Vous savez ce qui m’a fait réfléchir l’autre jour ? J’ai lu un truc sur l’Inde. Et depuis, j’arrive pas à m’en sortir de la tête. Imaginez un peu. Vous êtes mécanicien, barbier, ou vous tenez une petite boutique de vêtements dans un quartier de New Delhi. Vous arrivez le matin, vous mettez votre tablier, et là… on vous fixe un téléphone sur le front. Un iPhone, avec un simple serre-tête, comme si vous alliez plonger sous l’eau. Et vous filmez. Vous filmez vos mains toute la journée. Vos mains qui désossent une moto, qui plient des tuniques, qui coupent des légumes, qui rangent des étagères.

L’Inde, nouvelle mine d’or des robots dopés à l’IA
Vous savez pourquoi ? Pour apprendre à un robot à faire exactement ce que vous faites. À la main. Votre geste, votre manière de faire. On récupère tout, on l’envoie à des boîtes tech en Amérique, en Europe, en Corée. Et ces gens-là, ils construisent des robots qui, demain, feront le ménage, rangeront nos armoires, aideront des personnes âgées.
Et le pire dans l’histoire? Celui qui filme, il touche moins de deux euros de l’heure. Deux euros. Pour un mois entier à filmer ses gestes, il gagne à peine 300 euros.

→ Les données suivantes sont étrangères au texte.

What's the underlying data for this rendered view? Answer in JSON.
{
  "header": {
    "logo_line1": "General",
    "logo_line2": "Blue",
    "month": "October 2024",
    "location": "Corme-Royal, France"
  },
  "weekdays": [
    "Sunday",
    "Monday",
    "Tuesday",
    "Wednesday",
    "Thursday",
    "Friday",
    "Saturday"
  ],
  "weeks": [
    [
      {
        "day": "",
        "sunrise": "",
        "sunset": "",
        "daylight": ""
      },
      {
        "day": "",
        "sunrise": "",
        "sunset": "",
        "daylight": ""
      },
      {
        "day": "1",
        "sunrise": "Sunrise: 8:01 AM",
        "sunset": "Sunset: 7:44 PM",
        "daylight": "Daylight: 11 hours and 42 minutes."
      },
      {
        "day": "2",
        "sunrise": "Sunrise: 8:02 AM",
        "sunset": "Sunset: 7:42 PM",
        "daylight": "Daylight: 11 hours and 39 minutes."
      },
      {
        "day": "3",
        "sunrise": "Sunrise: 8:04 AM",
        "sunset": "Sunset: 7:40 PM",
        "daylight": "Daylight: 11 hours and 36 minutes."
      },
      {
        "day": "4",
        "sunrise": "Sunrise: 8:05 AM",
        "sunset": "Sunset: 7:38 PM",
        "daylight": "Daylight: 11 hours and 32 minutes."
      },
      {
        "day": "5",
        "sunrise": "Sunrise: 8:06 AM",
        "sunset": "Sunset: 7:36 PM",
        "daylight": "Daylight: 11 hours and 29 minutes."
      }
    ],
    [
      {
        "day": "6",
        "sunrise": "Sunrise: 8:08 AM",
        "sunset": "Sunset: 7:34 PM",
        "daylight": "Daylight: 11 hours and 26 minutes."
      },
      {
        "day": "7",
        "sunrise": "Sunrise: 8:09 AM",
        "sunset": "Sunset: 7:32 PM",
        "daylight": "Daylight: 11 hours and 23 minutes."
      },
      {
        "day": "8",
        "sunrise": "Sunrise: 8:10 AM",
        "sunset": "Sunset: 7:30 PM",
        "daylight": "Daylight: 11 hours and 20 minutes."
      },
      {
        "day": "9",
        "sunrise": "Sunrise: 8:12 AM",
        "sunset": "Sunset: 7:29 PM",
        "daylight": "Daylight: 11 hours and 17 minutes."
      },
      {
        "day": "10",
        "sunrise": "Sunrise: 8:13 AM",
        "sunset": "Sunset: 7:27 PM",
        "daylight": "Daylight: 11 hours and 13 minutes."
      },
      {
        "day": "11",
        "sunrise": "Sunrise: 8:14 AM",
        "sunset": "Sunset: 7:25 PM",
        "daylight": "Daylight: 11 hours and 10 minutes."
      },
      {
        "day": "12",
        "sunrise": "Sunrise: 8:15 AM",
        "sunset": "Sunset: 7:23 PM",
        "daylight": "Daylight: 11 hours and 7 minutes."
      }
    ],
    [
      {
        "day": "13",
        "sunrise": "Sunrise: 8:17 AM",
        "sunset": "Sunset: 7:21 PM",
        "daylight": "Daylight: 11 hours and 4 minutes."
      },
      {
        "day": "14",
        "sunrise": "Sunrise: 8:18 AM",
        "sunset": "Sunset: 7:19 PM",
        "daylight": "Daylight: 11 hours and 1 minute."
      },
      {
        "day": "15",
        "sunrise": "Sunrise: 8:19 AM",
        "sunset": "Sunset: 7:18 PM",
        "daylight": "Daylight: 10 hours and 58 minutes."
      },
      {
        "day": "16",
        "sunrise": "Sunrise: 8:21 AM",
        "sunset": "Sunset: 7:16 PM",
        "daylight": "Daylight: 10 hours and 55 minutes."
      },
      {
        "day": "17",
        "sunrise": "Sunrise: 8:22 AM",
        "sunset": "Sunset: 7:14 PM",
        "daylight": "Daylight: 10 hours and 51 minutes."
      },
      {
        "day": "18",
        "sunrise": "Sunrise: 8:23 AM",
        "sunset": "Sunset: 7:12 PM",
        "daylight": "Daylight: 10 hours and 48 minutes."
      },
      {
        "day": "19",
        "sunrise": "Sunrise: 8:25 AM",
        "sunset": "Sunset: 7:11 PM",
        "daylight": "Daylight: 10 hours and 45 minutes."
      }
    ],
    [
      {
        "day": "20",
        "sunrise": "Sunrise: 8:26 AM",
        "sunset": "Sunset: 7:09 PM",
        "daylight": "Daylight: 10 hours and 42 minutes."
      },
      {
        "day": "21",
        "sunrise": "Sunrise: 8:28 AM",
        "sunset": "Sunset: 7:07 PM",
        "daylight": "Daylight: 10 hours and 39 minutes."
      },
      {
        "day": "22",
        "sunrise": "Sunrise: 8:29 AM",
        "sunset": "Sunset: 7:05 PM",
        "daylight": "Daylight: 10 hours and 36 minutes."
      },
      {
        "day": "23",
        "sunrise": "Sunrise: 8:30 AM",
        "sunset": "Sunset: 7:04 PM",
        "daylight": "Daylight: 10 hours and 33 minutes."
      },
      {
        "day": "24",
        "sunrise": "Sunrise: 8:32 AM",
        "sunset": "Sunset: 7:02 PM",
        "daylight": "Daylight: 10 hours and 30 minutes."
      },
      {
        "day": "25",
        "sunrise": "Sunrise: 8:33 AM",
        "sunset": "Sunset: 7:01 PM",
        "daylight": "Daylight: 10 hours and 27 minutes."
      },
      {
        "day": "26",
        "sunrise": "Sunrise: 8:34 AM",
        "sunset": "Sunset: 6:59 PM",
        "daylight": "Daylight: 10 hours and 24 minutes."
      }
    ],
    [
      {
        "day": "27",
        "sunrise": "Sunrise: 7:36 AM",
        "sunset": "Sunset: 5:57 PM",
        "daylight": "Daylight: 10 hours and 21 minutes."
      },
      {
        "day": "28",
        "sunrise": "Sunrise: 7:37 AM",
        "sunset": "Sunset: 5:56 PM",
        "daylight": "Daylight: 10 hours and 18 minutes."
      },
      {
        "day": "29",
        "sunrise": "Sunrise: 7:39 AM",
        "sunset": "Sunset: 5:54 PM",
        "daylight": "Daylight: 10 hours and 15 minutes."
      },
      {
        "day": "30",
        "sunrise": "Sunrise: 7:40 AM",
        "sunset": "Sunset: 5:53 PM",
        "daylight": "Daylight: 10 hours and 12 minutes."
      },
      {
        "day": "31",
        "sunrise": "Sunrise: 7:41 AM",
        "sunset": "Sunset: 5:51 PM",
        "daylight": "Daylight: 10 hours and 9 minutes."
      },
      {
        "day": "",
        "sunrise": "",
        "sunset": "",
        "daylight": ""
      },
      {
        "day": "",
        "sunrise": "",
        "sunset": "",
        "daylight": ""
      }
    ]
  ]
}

L’avantage compétitif de l’Inde : le manuel comme atout
Alors bien sûr, certains ne savent pas vraiment à quoi ça sert. On leur dit : « C’est pour la science, c’est pour la tech. » Et eux, ils voient surtout le petit billet qui tombe à la fin de la journée. Parce que quand on vit avec moins de deux dollars par jour, ces quelques roupies, c’est une bouée. On dit pas non.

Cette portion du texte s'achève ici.